Lessons Learned About AI Agents
A quick note about my journey before we begin
I have tried many things, and made many mistakes. The path I chose was full of researching, listening, learning, vibe coding, and building. Lots of trial and error, a few false starts, some promising prototypes, and at least three major triumphs.
I have leveraged agents to interact with AI models and agents in coding platforms to help along the way. Based on our work together, I asked the agents in these platforms to help me distill what I have learned to share with others who are just getting started. I hope you find our notes helpful.
Start here
"An AI agent is a smart teammate that follows our rules, uses our tools, and gets better because we measure it."
AI agents are digital teammates. They can see what's going on, think about next steps, and do work in your systems. Keys to success aren't in the model alone; the results come from the plumbing around it: clearly defined objectives, clean data, the right tools, clear guardrails, and steady measurement.
What agents have been great at (and not great at)
"If you can write a short checklist for a smart intern, an agent can probably help."
Great at (for me):
- Repetitive, multi-step online work (research, tagging, routing, summarizing, filling forms)
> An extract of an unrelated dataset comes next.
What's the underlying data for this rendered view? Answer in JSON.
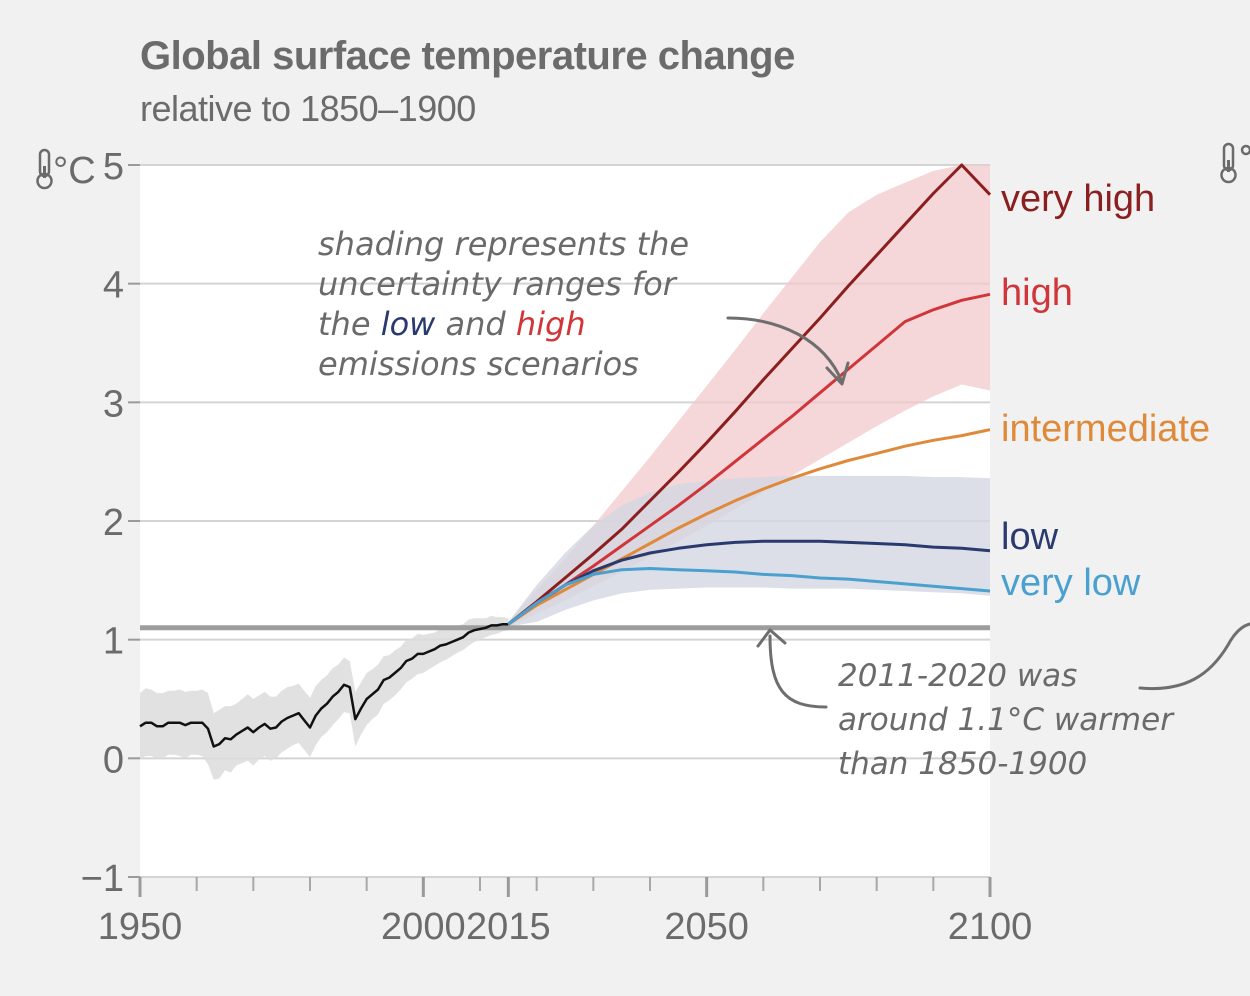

- Swivel-chair tasks across multiple systems
- Last-mile chores humans dislike but do often
- Prototyping, setting up tests, and analyzing results
Not great at (yet):
- Safety-critical tasks, fully hands-off autonomy
- Navigating complex web apps without oversight
- Work with no clear definition of "done"
What you actually need under the hood
"Start with the brain + 2 tools + logging. Add the rest as you scale."
Start only with what you need. Expand from there.
The 5-Level Agent Ladder (don't skip steps)
"Advance a level only when the current one is boringly reliable."
- Copilot: Answers questions, drafts content, pulls info, assists with planning and analyzing; humans still drive activity
- Tool-using taskbot: Performs one task via an API (tag, summarize, enrich, route)
- Workflow agent: Handles a small process end-to-end (intake → triage → prep)
- Multi-agent team: Specialized agents (researcher, analyst, writer) orchestrate or hand work to each other
- Computer-using agent: Clicks through web apps when no API exists; always start by tracing, supervising, and never stop auditing
A simple, example 6-week starter plan
"If it's not measured, it didn't happen."
- Weeks 1-2: Pick one job and measure it; save real examples to test
- Week 3: Ship a tiny agent with 2-3 tools; log everything
- Week 4: Add measurement (dashboards + automatic checks)
- Week 5: Wrap it as a workflow with guided retries and timeouts
- Week 6: Pilot with a small group; track KPIs vs. baseline
Guardrails leaders care about
"Without guardrails, agents can get off track quick (believe me)"
- Least privilege: minimum access to systems (data, rights, tools)
- Human checkpoints: approvals for risky actions
- Trace everything: so you can audit and improve
- Plain-English policy: on what data agents can change, store, or erase
Build vs. Buy (60-second rubric)
"Buy plumbing, build your playbook."
- Buy: common problems with strong vendors
- Build: your secret sauce or many internal system touches
- Hybrid: buy the platform, build the business logic
One-minute summary
This isn't about replacing people — it's about removing or accelerating work and helping people leverage AI to increase potential, impact, and success. Start small. Pick a real job. Give the agent the right tools. Measure everything. Build trust. Scale from there.